La fille coupée en deux

Film français de Claude Chabrol

Avec Ludivine Sagnier, François Berléand,Benoît Magimel, Mathilda May, Caroline Sihol





Par Laurence Bonnecarrère
 
Sortie le 08-08-2007

Durée: 1h55

 

Une spéctatrice coupée en deux

Ludivine Sagnier est Gabrielle Deneige, une jeune présentatrice d'une chaîne de TV lyonnaise promise à un avenir médiatique flatteur.
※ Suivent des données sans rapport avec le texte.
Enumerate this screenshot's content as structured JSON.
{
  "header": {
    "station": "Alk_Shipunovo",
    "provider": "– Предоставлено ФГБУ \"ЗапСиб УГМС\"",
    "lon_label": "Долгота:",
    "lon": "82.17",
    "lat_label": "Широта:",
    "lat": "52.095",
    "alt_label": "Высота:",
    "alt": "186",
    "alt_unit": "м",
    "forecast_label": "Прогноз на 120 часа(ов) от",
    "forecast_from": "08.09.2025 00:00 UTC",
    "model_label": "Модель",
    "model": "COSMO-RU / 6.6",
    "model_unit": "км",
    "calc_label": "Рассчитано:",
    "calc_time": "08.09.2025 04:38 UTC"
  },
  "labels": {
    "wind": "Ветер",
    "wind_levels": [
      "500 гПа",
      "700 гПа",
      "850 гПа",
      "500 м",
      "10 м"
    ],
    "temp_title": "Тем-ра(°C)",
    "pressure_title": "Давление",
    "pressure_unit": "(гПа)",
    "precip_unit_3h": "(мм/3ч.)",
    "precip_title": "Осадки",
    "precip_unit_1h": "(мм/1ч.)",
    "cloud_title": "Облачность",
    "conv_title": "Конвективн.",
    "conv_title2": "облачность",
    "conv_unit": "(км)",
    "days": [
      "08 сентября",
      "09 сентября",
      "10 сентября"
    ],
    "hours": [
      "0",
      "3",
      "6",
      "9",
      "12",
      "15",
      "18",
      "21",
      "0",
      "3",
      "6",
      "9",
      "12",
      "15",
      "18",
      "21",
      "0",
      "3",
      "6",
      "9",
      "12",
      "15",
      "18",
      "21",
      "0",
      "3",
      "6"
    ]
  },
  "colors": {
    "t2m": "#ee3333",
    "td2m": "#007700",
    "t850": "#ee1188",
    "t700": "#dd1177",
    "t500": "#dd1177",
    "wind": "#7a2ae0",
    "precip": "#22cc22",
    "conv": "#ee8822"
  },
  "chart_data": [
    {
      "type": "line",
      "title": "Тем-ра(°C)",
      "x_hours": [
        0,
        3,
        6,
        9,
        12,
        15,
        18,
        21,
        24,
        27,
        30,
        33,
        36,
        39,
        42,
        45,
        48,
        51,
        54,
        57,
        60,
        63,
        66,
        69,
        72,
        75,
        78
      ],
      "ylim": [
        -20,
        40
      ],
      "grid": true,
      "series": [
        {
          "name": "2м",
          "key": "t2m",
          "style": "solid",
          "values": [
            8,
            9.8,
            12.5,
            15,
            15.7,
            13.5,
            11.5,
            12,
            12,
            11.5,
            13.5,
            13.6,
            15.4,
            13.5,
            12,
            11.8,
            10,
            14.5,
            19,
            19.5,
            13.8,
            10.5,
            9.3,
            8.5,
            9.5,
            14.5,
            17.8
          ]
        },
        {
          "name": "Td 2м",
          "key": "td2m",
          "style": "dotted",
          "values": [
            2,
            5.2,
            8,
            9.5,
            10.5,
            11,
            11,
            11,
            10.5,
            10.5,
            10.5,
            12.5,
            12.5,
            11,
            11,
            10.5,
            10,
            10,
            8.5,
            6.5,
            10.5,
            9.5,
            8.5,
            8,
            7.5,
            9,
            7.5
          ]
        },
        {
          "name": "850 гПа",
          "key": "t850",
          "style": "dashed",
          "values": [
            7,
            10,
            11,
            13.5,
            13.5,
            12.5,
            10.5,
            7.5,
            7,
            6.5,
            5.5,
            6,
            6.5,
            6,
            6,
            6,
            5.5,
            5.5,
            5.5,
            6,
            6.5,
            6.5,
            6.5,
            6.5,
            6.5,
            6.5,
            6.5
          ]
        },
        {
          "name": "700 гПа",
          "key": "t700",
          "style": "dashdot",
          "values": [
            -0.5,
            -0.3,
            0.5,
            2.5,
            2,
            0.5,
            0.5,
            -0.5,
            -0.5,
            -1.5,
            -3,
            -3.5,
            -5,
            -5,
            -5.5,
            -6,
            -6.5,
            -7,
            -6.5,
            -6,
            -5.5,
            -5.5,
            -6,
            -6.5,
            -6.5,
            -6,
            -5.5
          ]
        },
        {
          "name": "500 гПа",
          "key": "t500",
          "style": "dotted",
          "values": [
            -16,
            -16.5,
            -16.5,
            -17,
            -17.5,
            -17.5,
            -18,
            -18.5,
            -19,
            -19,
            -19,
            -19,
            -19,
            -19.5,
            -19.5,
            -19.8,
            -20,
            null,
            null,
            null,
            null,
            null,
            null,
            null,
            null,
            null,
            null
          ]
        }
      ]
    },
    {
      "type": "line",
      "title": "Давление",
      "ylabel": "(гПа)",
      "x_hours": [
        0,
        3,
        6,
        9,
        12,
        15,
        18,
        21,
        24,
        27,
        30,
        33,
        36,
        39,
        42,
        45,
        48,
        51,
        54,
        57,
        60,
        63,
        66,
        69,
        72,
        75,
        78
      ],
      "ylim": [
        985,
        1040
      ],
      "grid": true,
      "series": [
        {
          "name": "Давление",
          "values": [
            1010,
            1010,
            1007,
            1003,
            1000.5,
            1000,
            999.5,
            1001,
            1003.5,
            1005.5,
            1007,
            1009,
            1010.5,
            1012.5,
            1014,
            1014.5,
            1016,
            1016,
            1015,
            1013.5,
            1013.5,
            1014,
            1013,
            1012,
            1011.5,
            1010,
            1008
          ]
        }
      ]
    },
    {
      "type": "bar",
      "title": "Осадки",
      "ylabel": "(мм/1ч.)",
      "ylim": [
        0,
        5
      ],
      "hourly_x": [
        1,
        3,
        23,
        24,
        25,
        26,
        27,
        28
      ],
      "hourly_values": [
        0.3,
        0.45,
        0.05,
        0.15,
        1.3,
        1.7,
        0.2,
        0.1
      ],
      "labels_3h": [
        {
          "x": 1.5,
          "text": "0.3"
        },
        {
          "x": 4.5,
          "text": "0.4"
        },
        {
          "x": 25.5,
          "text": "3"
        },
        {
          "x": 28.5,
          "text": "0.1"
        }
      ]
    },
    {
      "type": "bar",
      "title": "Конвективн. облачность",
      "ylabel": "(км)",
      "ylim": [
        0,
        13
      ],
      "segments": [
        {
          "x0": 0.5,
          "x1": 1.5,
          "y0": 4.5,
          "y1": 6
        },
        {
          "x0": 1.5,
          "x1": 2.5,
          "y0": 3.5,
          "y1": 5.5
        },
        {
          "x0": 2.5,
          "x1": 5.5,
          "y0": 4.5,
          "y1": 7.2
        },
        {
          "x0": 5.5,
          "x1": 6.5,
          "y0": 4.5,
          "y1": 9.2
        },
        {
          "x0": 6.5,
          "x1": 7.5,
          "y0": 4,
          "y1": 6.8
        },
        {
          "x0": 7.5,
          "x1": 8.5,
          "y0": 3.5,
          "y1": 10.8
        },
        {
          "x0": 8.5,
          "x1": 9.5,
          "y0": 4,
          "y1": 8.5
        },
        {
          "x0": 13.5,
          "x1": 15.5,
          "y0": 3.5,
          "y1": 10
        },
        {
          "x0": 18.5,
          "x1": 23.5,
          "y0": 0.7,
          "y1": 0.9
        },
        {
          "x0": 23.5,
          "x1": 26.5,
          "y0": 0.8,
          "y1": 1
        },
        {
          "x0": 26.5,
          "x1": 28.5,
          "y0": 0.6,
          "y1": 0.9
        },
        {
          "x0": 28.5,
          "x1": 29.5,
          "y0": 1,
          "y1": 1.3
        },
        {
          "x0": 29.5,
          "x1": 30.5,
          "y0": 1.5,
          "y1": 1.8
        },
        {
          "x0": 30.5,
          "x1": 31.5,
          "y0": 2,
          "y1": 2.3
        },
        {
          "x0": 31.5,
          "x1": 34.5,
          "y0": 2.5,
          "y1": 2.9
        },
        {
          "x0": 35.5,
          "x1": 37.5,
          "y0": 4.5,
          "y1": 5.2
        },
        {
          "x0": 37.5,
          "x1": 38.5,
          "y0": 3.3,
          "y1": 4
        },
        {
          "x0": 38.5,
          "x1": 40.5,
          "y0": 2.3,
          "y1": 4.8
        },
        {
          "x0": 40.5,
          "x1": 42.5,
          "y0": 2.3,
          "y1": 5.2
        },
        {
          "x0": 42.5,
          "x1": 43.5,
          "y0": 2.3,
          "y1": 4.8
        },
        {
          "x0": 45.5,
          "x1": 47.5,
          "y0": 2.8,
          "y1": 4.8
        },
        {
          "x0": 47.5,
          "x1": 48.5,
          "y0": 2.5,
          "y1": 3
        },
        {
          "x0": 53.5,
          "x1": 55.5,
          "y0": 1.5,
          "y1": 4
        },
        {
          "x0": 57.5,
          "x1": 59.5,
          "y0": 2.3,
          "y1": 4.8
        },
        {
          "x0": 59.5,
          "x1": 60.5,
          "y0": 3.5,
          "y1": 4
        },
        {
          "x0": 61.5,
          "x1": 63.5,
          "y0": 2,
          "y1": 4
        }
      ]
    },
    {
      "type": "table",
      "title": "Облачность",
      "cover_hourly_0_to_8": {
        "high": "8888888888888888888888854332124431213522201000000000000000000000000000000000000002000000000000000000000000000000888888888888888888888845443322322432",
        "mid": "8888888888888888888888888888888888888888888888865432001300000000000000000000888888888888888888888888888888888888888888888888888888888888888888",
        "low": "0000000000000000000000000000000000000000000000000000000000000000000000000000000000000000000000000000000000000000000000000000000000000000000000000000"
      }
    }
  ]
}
Séduite par un antipathique écrivain libertin (François Berléand), elle est abandonnée, puis consolée par un jeune rival du cru, milliardaire agité et incontrôlable (Benoît Magimel). Cette histoire s'inspire d'un fait divers datant du début du siècle aux Etats-Unis. Comme dans le film de Chabrol - reprise de La fille sur la balançoire de R. Fleischer - le jeune homme fut amené à régler ses comptes avec son vieux rival.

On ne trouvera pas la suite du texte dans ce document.